Dr. Fisk narrated this story while I continued to stare at the X-rays, nodding my appreciation of her theory as to why the previous vet had been fooled. The acorn had to have been acting like a ball valve. The X-rays were snapshots in time, one showing the object fired halfway down the neck in a cannonball cough, another taken while it was
sucked deep inside the chest to a point called the carina, the anatomical location where the trachea separates into the smaller branches that supply each individual lung. When the acorn rattled around in the wide bore of the neck it would be irritating and induce a mild cough, but Tyson would be able to breathe around it. Lodged in the narrow carina, the obstruction would prove devastating, inducing suffocation, panic, and a coughing frenzy. Presumably the vet had been unable or reluctant to root so far down the trachea and besides, the evidence in the stomach suggested the acorn had already found an alternative route back to terra firma.

“Makes sense to me,” I said. “Not that it makes it any easier to get out.”

“What do you mean?” she said, obviously slighted by my pessimism. “I figured we could just grab it.”

I flashed back to a previous experience with an object trapped in a trachea. When I was a veterinary student, we had a case of a three-year-old German shepherd who was performing retrieval exercises when he aspirated a six-inch-long metal wrench. Fortunately the wrench was removed, and the dog made a full and uneventful recovery and was working again within two weeks. What astounded me was the use of a wrench as a training aid, and the ability of a dog to generate enough physical force to inhale such a weighty metal object into his chest.

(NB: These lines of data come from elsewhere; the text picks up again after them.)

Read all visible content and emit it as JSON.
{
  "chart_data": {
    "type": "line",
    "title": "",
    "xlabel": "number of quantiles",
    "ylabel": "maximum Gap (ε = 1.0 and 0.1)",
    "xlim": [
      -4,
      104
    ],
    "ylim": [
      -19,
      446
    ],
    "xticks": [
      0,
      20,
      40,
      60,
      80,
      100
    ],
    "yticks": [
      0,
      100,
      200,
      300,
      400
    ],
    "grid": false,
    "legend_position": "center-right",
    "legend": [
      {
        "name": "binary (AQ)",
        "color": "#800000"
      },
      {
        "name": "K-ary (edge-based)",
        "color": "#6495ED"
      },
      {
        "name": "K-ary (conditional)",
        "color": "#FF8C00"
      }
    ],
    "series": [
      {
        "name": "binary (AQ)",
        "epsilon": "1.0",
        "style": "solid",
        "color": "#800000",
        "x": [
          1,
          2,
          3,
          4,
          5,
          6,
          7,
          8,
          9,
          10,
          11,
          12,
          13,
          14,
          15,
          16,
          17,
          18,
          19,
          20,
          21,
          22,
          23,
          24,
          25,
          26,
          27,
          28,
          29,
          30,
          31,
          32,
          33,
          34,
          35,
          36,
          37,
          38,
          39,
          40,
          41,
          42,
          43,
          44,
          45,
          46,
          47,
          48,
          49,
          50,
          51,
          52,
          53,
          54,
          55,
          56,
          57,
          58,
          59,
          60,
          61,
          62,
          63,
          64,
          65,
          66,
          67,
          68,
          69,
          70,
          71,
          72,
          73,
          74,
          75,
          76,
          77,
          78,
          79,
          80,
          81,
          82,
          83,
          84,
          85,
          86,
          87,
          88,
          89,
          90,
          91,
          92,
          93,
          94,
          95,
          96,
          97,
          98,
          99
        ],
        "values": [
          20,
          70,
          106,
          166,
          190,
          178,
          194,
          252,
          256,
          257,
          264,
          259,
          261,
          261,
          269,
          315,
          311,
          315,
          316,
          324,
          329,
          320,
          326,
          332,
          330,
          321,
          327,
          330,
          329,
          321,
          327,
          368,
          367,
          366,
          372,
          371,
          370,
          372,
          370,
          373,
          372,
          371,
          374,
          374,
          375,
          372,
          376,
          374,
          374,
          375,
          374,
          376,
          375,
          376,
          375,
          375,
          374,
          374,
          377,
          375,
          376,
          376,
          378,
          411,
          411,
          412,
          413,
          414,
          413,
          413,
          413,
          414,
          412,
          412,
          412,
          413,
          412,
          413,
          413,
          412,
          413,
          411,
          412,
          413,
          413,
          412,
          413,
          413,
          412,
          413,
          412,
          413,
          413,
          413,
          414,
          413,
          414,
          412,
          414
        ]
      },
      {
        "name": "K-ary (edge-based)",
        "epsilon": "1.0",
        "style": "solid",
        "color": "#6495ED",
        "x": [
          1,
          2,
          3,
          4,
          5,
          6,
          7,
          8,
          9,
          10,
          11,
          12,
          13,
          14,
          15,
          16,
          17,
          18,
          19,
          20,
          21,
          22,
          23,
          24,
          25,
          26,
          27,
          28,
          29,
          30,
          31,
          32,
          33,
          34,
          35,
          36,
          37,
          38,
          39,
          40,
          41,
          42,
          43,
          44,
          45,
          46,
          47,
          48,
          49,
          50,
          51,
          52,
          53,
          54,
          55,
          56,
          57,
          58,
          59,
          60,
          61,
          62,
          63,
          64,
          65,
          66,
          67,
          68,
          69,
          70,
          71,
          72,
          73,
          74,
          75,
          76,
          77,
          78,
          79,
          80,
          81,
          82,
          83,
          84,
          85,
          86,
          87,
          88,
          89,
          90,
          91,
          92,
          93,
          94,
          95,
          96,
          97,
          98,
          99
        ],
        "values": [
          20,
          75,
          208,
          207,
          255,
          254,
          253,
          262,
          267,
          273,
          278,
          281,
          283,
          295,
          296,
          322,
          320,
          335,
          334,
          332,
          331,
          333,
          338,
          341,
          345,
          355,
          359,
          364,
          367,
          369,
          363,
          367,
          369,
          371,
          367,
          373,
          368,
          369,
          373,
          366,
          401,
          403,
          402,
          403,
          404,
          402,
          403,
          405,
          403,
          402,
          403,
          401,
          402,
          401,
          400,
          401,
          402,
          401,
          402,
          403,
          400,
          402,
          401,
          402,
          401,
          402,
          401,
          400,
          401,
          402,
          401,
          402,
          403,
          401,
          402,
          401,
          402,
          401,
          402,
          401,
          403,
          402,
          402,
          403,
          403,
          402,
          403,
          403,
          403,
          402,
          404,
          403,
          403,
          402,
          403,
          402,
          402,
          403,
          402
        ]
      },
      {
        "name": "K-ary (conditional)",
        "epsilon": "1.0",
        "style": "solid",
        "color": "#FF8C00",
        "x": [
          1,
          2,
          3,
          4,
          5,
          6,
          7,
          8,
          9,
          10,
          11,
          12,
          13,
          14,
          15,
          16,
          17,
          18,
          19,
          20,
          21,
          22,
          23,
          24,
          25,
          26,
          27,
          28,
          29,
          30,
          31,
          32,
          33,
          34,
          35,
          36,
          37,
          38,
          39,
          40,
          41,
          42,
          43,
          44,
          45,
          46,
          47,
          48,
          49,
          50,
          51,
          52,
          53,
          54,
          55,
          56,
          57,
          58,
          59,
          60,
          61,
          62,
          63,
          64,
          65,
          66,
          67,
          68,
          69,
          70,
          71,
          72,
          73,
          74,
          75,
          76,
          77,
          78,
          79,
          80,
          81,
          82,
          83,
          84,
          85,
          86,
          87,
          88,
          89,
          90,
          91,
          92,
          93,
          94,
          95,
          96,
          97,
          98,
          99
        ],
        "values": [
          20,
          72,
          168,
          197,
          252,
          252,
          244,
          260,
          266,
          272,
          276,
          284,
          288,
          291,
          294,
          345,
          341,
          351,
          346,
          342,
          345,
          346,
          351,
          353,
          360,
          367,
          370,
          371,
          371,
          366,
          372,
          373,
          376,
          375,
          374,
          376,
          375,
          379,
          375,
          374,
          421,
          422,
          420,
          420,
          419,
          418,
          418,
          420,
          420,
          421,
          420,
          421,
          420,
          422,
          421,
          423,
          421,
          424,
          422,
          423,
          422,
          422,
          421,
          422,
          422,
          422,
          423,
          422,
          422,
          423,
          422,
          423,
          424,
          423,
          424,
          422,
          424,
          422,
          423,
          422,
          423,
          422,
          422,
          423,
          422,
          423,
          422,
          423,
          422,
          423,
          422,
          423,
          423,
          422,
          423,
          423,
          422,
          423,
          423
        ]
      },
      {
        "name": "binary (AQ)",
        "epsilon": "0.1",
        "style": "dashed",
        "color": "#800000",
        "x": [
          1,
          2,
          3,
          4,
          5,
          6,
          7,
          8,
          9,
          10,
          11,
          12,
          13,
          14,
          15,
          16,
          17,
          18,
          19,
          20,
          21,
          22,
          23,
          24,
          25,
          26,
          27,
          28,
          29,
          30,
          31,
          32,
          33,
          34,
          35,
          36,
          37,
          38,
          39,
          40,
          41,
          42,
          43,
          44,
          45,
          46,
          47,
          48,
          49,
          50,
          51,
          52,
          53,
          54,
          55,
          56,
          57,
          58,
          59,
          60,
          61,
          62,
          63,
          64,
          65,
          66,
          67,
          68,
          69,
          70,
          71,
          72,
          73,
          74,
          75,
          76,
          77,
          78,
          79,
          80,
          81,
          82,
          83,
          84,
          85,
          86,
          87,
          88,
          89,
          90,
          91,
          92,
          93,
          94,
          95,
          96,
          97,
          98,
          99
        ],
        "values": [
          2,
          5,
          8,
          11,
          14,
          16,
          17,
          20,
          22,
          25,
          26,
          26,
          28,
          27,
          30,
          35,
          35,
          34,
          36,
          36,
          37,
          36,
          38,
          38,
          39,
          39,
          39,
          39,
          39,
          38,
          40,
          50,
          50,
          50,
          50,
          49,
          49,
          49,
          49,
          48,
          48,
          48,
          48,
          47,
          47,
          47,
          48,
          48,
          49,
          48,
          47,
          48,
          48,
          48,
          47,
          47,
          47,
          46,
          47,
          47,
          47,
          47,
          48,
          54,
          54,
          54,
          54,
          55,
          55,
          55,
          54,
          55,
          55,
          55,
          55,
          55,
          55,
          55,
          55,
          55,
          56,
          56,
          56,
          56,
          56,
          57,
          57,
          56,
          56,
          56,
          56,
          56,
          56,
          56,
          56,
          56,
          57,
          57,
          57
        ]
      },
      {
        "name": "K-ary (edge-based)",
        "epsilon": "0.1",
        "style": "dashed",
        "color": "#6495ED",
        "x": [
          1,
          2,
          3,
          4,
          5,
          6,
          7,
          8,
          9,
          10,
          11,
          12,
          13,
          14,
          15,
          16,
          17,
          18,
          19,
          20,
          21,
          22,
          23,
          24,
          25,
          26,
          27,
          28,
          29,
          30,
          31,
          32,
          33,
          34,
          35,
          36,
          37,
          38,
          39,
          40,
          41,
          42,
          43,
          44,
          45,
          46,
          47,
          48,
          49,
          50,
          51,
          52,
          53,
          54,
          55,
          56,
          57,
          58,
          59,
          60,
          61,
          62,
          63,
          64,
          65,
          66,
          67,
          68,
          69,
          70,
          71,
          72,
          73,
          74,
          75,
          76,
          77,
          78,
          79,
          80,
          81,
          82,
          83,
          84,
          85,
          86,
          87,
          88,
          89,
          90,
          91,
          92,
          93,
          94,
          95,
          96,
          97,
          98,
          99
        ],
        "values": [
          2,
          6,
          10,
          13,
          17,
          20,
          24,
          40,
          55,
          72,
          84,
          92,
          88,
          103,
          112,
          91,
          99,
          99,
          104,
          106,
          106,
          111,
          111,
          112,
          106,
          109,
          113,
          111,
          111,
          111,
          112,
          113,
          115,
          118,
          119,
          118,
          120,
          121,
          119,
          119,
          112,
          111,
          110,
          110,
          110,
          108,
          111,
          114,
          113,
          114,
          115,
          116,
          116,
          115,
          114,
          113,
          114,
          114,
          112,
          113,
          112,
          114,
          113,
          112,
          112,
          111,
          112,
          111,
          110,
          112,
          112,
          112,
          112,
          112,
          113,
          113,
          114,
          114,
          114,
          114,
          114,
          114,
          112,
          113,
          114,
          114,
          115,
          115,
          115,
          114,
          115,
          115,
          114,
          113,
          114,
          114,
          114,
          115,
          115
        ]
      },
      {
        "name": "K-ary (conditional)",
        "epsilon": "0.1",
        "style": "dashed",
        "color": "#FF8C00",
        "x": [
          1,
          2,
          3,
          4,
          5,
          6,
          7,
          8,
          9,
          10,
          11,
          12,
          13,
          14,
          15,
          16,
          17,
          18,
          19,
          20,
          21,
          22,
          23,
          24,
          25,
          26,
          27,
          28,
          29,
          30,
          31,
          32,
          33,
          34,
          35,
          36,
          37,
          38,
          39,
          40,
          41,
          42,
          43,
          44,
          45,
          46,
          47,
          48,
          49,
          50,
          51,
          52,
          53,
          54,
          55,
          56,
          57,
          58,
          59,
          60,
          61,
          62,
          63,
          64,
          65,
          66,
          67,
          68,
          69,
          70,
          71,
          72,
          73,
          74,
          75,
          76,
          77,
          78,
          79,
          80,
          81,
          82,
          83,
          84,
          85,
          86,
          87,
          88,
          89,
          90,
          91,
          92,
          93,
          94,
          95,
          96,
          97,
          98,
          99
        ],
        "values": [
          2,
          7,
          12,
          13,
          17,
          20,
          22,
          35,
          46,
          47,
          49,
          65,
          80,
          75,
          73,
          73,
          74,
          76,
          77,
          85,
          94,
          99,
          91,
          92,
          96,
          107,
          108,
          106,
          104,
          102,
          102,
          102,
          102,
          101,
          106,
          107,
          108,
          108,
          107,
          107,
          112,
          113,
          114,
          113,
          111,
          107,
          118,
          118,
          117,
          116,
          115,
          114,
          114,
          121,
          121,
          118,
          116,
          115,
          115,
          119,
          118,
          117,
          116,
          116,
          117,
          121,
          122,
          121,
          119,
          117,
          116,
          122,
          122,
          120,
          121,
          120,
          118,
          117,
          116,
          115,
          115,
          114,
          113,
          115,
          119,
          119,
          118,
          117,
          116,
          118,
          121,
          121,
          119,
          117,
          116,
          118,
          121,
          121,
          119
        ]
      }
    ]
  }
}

Regardless of the offending object, these can be particularly difficult cases. Under anesthesia, even with a tube in the airway, it can be impossible for the patient to breathe if something is obstructing the carina. Oxygen simply cannot get to the lungs.

“I hope you’re right,” I said, pretending to walk away.

“Whoa! Whoa! You’ll be around to help us, right?”

I handed her X-rays back.

“Of course,” I said and I watched her expression of consternation melt away as she registered my smile. “I’ll be in my office doing paper work. Just give me a call.” But mischief got the better of me,
and over my shoulder I couldn’t help but add, “Assuming you need me.”